"Um escritor que é gay"
por Bruno CarmeloPela falta de publicações em língua portuguesa, o americano Armistead Maupin é pouco conhecido no Brasil. Em seu país, no entanto, produziu uma literatura acessível e popular, introduzindo em crônicas elementos controversos para a sociedade dos anos 1970, como a homossexualidade, a transexualidade e a proliferação do HIV. O documentário da diretora Jennifer M. Kroot acompanha a trajetória deste homem enquanto foge aos principais clichês das cinebiografias.
Primeiro, a cineasta não está interessada no valor literário do trabalho de Maupin, e sim na maneira como as suas obras foram importantes para a representatividade LGBTTQ nos jornais diários - o autor começou escrevendo ficções curtas, antes de passar aos livros. A verdadeira qualidade do protagonista, para Kroot, se encontra na capacidade de retratar a transformação moral de uma época, ao mesmo tempo em que permaneceu bastante aberto à sua própria sexualidade. Mas Maupin não é um “escritor gay”, ele diz, e sim um “escritor que é gay”, sem que um fator necessariamente influencie o outro.
A cineasta entrevista pessoas influenciadas direta ou indiretamente pelos textos do escritor. A ótima montagem evita os elogios excessivos, a idealização do criador de personagens como Mary Ann Singleton e Anna Madrigal. O próprio Maupin, em depoimentos, diz muito mais sobre a sociedade americana de sua juventude do que sobre seus próprios trabalhos, expondo-se com uma franqueza rara. De certo modo, a edição costura estes elementos como se fossem um só: a infância do autor, seus primeiros trabalhos, a consagração, suas histórias de amor com outros homens.
Segundo, a ideia de linearidade, com os fatos desencadeando na inevitável ascensão de um homem talentoso, some neste projeto. A fama de Maupin não constitui uma “consequência óbvia” de seu talento, mas uma conjunção de fatores, de oportunidades. O filme volta para a infância três ou quatro vezes, sem uma temporalidade precisa. Kroot constrói a ideia de um bate-papo informal com o escritor, resgatando anedotas quando estas convêm ao locutor.
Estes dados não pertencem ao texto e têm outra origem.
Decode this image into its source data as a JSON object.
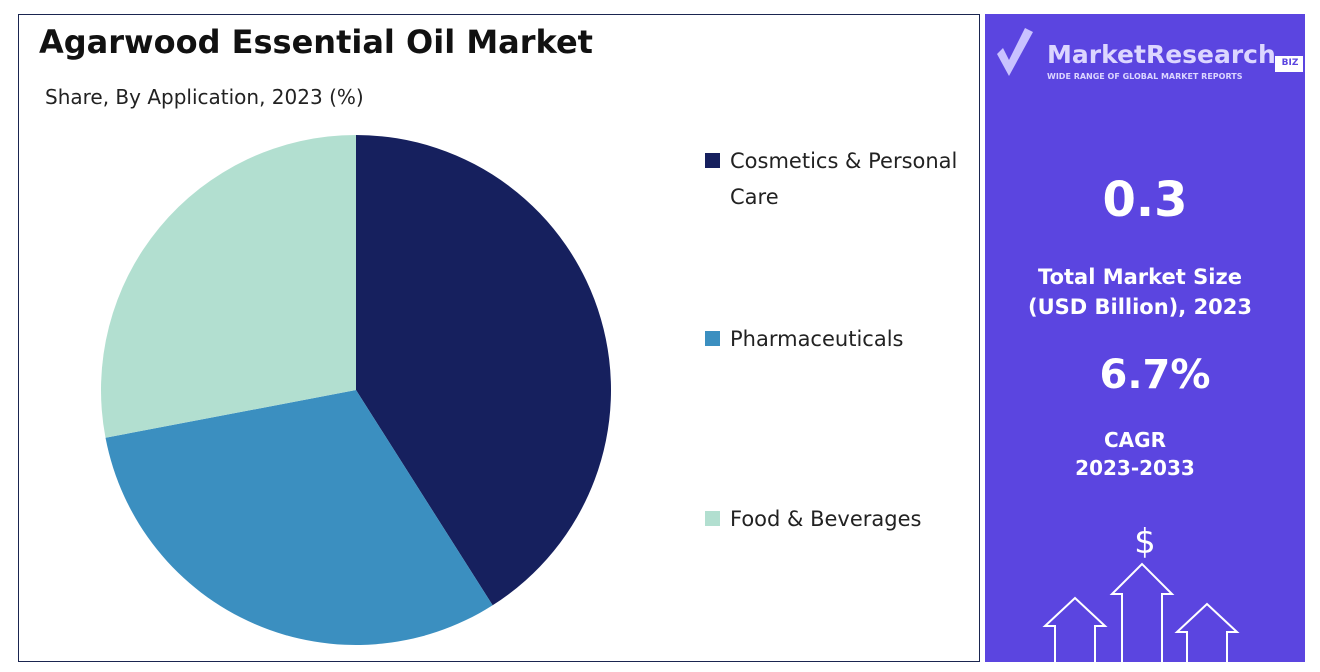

Tamanha leveza afeta positivamente o resultado, que se torna agradável do início ao fim, tanto nas engraçadas histórias sexuais de Maupin quanto nos relatos comoventes de amigos vítimas da AIDS.
A aparência de leveza, aprofundada pela trilha sonora indie e pelas vinhetas animadas, tem seus pontos negativos. O principal deles é o desejo de passar rapidamente demais por aspectos polêmicos. O documentário demonstra condescendência com o pai racista, e também evita tomar partido quando o mesmo passa a revelar a homossexualidade de uma série de celebridades que não desejavam ter a suas vidas expostas. Talvez por influência de sua criação conservadora, o autor dispara frases como “Meus personagens não são brancos nem negros, eles são humanos”, o que elimina especificidades culturais e históricas evidentes de cada um desses grupos. Mas o filme jamais questiona estas posições, não as coloca em conflito nem toma distanciamento em relação às mesmas.
Apesar das ressalvas, As Histórias Não Contadas de Armistead Maupin efetua um retrato multifacetado de seu personagem, sem precisar transformá-lo num ícone virtuoso. O biografado tem a aparência de um homem comum, que brinca com o tamanho de sua barriga, passeia pelas ruas de mãos dadas com o namorado e se diverte na Parada Gay como centenas de homens e mulheres ao redor. Esta simplicidade faz dele uma figura de identificação fácil, universal, especialmente o público LGBTTQ que também precisa se ver representado nas telas.
Filme visto no 25º Festival Mix Brasil, em novembro de 2017.